Cambierà infatti di nuovo il collegio di giudici del Tribunale di Trani davanti al quale si sta celebrando il processo sullo schianto tra due treni di Ferrotramviaria avvenuto il 12 luglio 2016 in cui persero la vita 23 persone e 51 rimasero ferite.

Dopo la ricusazione dei precedenti giudici avvenuta circa un anno fa, il presidente del collegio giudicante che presiede anche il Tribunale di Trani, ha annunciato ieri che dal prossimo 23 settembre sarà sostituito per impegni legati all’ufficio di presidenza e per motivi personali.
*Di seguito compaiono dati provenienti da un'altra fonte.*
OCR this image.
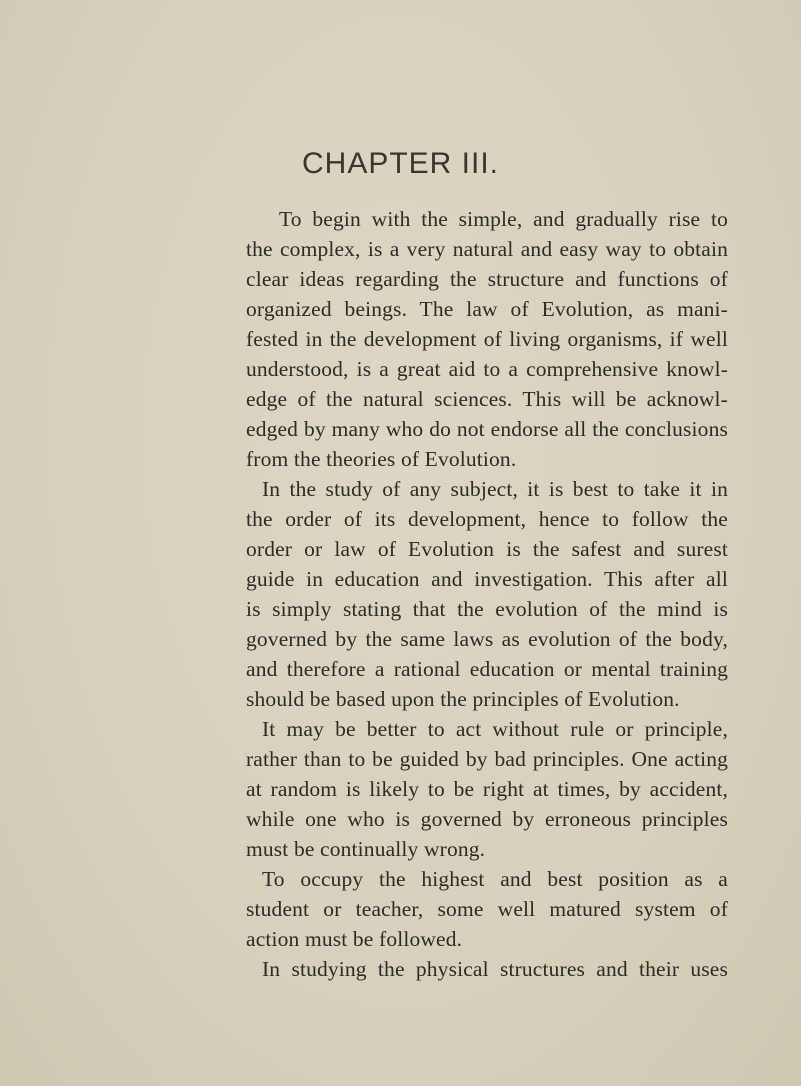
CHAPTER III.
To begin with the simple, and gradually rise to
the complex, is a very natural and easy way to obtain
clear ideas regarding the structure and functions of
organized beings. The law of Evolution, as mani-
fested in the development of living organisms, if well
understood, is a great aid to a comprehensive knowl-
edge of the natural sciences. This will be acknowl-
edged by many who do not endorse all the conclusions
from the theories of Evolution.
In the study of any subject, it is best to take it in
the order of its development, hence to follow the
order or law of Evolution is the safest and surest
guide in education and investigation. This after all
is simply stating that the evolution of the mind is
governed by the same laws as evolution of the body,
and therefore a rational education or mental training
should be based upon the principles of Evolution.
It may be better to act without rule or principle,
rather than to be guided by bad principles. One acting
at random is likely to be right at times, by accident,
while one who is governed by erroneous principles
must be continually wrong.
To occupy the highest and best position as a
student or teacher, some well matured system of
action must be followed.
In studying the physical structures and their uses
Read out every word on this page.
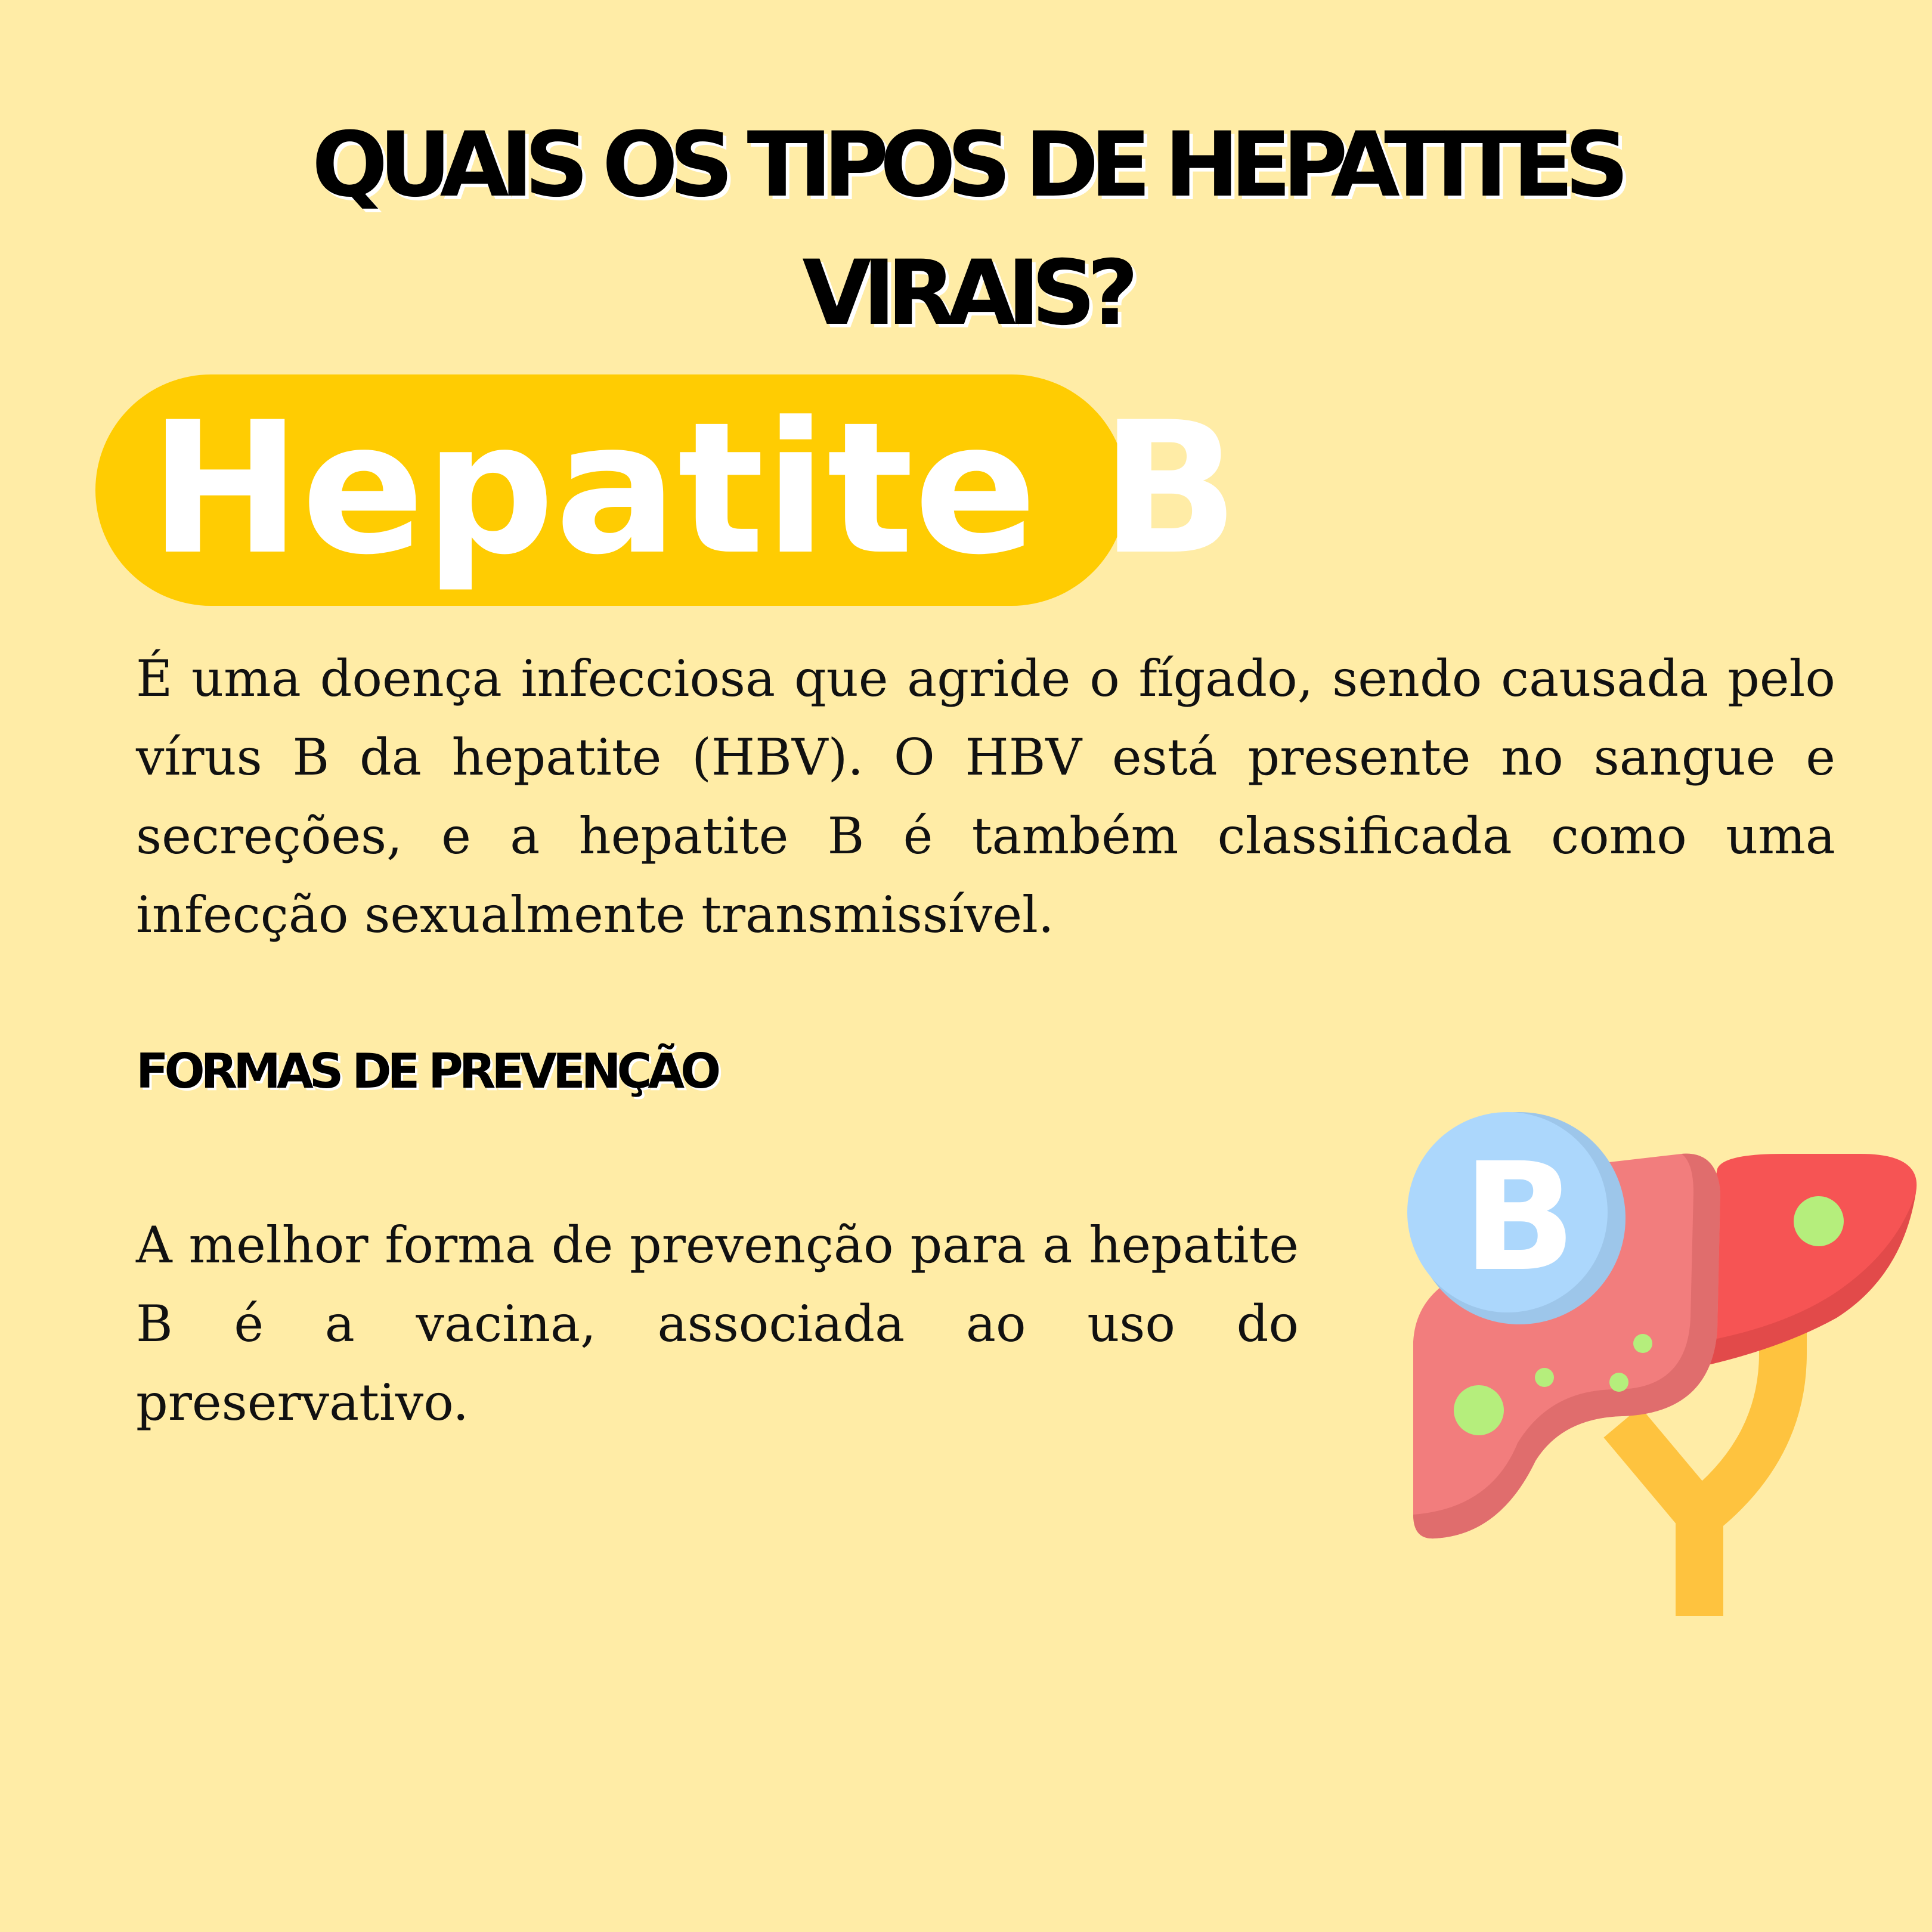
QUAIS OS TIPOS DE HEPATITES
VIRAIS?
Hepatite B

É uma doença infecciosa que agride o fígado, sendo causada pelo vírus B da hepatite (HBV). O HBV está presente no sangue e secreções, e a hepatite B é também classificada como uma infecção sexualmente transmissível.

FORMAS DE PREVENÇÃO

A melhor forma de prevenção para a hepatite B é a vacina, associada ao uso do preservativo.

B
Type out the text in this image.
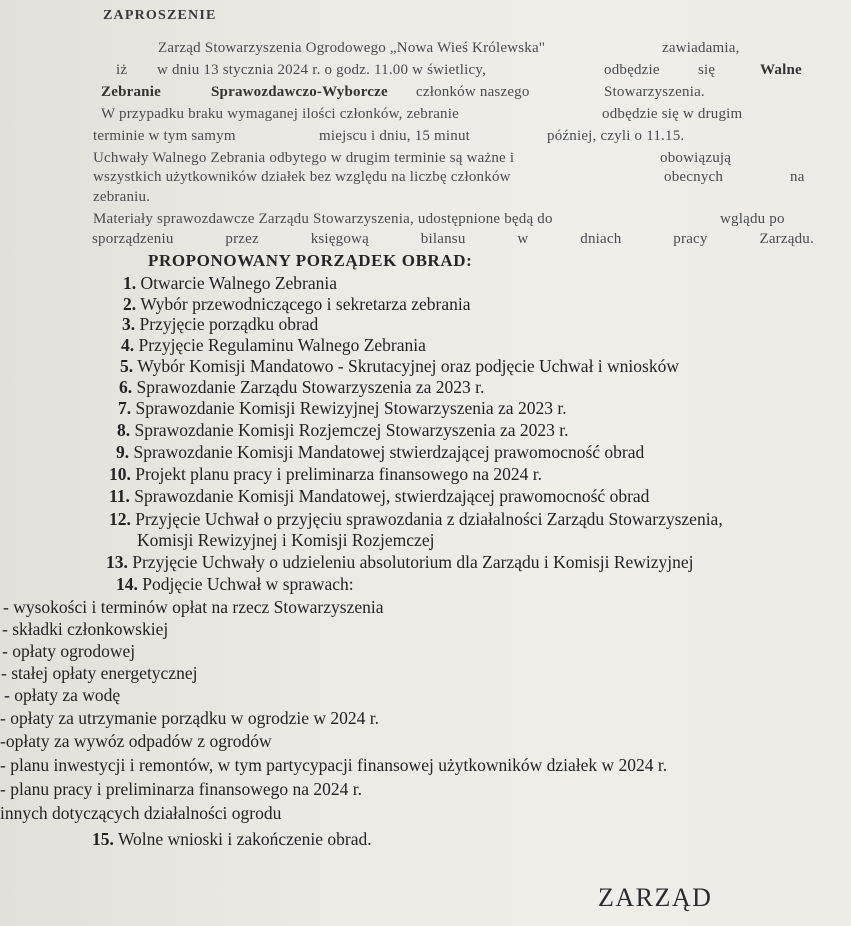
ZAPROSZENIE
Zarząd Stowarzyszenia Ogrodowego „Nowa Wieś Królewska"	zawiadamia,
iż w dniu 13 stycznia 2024 r. o godz. 11.00 w świetlicy,	odbędzie	się	Walne
Zebranie	Sprawozdawczo-Wyborcze członków naszego	Stowarzyszenia.
W przypadku braku wymaganej ilości członków, zebranie	odbędzie się w drugim
terminie w tym samym	miejscu i dniu, 15 minut	później, czyli o 11.15.
Uchwały Walnego Zebrania odbytego w drugim terminie są ważne i	obowiązują
wszystkich użytkowników działek bez względu na liczbę członków	obecnych	na
zebraniu.
Materiały sprawozdawcze Zarządu Stowarzyszenia, udostępnione będą do	wglądu po
sporządzeniu	przez	księgową	bilansu	w	dniach	pracy	Zarządu.
PROPONOWANY PORZĄDEK OBRAD:
1. Otwarcie Walnego Zebrania
2. Wybór przewodniczącego i sekretarza zebrania
3. Przyjęcie porządku obrad
4. Przyjęcie Regulaminu Walnego Zebrania
5. Wybór Komisji Mandatowo - Skrutacyjnej oraz podjęcie Uchwał i wniosków
6. Sprawozdanie Zarządu Stowarzyszenia za 2023 r.
7. Sprawozdanie Komisji Rewizyjnej Stowarzyszenia za 2023 r.
8. Sprawozdanie Komisji Rozjemczej Stowarzyszenia za 2023 r.
9. Sprawozdanie Komisji Mandatowej stwierdzającej prawomocność obrad
10. Projekt planu pracy i preliminarza finansowego na 2024 r.
11. Sprawozdanie Komisji Mandatowej, stwierdzającej prawomocność obrad
12. Przyjęcie Uchwał o przyjęciu sprawozdania z działalności Zarządu Stowarzyszenia,
Komisji Rewizyjnej i Komisji Rozjemczej
13. Przyjęcie Uchwały o udzieleniu absolutorium dla Zarządu i Komisji Rewizyjnej
14. Podjęcie Uchwał w sprawach:
- wysokości i terminów opłat na rzecz Stowarzyszenia
- składki członkowskiej
- opłaty ogrodowej
- stałej opłaty energetycznej
- opłaty za wodę
- opłaty za utrzymanie porządku w ogrodzie w 2024 r.
-opłaty za wywóz odpadów z ogrodów
- planu inwestycji i remontów, w tym partycypacji finansowej użytkowników działek w 2024 r.
- planu pracy i preliminarza finansowego na 2024 r.
innych dotyczących działalności ogrodu
15. Wolne wnioski i zakończenie obrad.
ZARZĄD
Nel processo sono imputate la società Ferrotramviaria e 17 persone fisiche, tra dipendenti e dirigenti dell’azienda, dirigenti del Ministero dei Trasporti e dell’Ustif, accusati a vario titolo di disastro ferroviario, omicidio colposo e lesioni gravi colpose, omissione dolosa di cautele, violazione delle norme sulla sicurezza sul lavoro e falso.

Sono costituite come parti civili la Regione Puglia, i Comuni di Corato, Andria e Ruvo di Puglia, associazioni e familiari delle vittime. Ferrotramviaria, Ministero dei Trasporti e Regione Puglia sono stati citati anche in qualità di responsabili civili.